*If the KC Snowpocalypse 2014 will ever end! However, I must point out that a friend of mine on Facebook pointed out that "Snowpocalypse" really isn't fair since we had a really similar storm last year. And the year before. And a worse storm a few years ago. And that awful ice storm back in '01 or '02. Fair enough.
This being my first year teaching social studies*, I was a little apprehensive about building my units before I started teaching the subject. It was difficult to know exactly how I wanted to teach history until I got into teaching history.
*My first three years of teaching were in a science class. This is year four total, but year one in social studies.
I have said to many of my friends and family that, at its essence, teaching is teaching. I do not have much content expertise when it comes to Physical Science, but I do have skills that lend themselves to teaching and learning. Because of those skills, I was able to be a proficient science teacher even though that is outside of my content expertise. So now I teach history and government. This is what I'm really knowledgeable in content-wise. However I still didn't know what strategies would translate from science to history and government. Science is very much a concrete, process-based area of study. History and government are ideas-based areas of study. Is there a process to the study of history? Sure. Are ideas important to science? Of course.
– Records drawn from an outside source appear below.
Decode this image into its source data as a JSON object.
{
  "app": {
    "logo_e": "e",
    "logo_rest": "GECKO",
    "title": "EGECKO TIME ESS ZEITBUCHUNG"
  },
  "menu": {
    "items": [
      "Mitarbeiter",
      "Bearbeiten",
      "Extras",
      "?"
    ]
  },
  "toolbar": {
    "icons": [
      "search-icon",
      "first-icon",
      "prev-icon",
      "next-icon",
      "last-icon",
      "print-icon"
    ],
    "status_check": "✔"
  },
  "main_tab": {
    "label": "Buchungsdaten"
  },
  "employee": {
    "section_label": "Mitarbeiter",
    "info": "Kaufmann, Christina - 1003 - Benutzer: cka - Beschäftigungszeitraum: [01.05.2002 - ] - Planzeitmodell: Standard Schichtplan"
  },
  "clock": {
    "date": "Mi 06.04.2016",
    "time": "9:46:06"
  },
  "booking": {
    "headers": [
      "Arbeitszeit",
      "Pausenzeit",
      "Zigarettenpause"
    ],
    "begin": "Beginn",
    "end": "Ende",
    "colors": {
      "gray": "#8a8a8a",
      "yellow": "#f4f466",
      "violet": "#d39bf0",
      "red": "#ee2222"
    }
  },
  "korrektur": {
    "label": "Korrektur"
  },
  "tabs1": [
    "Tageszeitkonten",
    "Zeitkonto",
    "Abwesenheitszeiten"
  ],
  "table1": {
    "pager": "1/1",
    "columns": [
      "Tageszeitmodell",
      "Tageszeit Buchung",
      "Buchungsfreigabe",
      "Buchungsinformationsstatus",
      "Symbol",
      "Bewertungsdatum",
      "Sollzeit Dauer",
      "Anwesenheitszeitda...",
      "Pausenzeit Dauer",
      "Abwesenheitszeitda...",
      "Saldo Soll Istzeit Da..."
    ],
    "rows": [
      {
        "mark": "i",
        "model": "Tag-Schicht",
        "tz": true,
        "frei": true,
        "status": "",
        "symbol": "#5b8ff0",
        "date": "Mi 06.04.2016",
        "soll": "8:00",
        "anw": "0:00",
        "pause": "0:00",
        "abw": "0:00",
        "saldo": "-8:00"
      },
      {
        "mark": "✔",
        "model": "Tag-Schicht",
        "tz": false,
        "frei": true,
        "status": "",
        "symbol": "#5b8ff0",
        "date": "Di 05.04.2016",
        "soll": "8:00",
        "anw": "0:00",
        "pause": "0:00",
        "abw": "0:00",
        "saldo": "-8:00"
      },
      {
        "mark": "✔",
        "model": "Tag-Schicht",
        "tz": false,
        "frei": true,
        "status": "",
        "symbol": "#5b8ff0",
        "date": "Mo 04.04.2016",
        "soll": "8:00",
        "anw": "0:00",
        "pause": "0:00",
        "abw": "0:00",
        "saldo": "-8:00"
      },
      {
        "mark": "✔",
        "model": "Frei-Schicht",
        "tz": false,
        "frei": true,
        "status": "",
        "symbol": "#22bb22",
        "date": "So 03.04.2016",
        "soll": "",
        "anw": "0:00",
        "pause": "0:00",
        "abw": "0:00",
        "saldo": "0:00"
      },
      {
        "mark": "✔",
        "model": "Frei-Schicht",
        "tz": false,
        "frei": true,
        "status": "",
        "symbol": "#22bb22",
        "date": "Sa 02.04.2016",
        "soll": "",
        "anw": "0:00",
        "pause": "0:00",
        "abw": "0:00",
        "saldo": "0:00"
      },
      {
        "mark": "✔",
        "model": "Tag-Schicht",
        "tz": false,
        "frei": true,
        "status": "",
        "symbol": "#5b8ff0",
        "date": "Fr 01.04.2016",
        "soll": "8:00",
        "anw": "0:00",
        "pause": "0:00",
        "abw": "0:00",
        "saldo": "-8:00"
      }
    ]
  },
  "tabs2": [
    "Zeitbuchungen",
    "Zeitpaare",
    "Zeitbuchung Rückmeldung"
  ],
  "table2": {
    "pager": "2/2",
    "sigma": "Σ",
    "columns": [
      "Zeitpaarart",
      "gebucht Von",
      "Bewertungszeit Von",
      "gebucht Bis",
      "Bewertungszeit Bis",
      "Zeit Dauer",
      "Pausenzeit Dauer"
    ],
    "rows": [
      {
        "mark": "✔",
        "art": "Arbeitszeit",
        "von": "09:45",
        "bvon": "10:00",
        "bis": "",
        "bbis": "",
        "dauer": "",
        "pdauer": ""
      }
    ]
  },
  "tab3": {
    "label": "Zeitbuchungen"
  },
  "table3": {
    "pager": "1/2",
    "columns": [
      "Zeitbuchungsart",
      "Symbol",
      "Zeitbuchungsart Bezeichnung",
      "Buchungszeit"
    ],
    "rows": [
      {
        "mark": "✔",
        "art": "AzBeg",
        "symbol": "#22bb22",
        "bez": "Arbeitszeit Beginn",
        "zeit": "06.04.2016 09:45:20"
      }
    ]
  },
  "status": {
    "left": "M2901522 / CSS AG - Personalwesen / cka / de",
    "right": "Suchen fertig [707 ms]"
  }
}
But I think that at their core, these two subjects represent different ways of thinking.
One strategy that was suggested by Angela from her high school days was a Learning Activity Packet, called a LAP for short. The idea of the LAP is that you give the student everything at the start of the unit - assignments, unit outlines, study guides, projects, enrichment activities...all of it. The LAPs that I developed in science class last year were based on vocabulary acquisition and reading comprehension. By the time Angela had convinced me to listen to her wisdom* the year was almost done and I only had time to develop one LAP. My professional goal for this year was to be disciplined enough to develop a LAP for each unit of the year for both Modern World History and US Government. So far, I've done that for both of my classes.
*Something I should do much more often.
Here's a dirty little secret about us teachers - we usually do not have every moment of a unit planned out before the unit begins. Many of us have a general outline, but the specific day-to-day activities and lessons may not be ready to go on day one. I don't speak for all teachers here and certainly know a few master teachers at my school and in my PLN for whom this statement does not apply. The first three years of my career, I would often begin a unit unsure of what we would do throughout the unit. Sometimes it worked; sometimes it crashed and burned. I am attracted by the idea of the LAP because it forces me to think through the entirety of the unit before it starts. It's kind of like the unit outline you learned about in your education classes but much more polished.
I build my units around vocabulary acquisition, chapter outline strategies (focused on reading and summarizing...yay common core!) and I've added on a project to each of the units. You can view a .pdf of one of the units we did in Modern World History this year on Muslim Empires here. Going forward, the LAPs are going to be a central strategy in how I teach. I have had several students who have finished a LAP quickly and then asked for some kind of enrichment. That is where class can get really fun. I have one student researching TED talks in and potentially making a TED-ED talk himself sometime this semester. I have several other students who I am trying to get to start a blog because they love to write. Unfortunately, blogs aren't unlocked on our district network yet, but that's hopefully coming soon!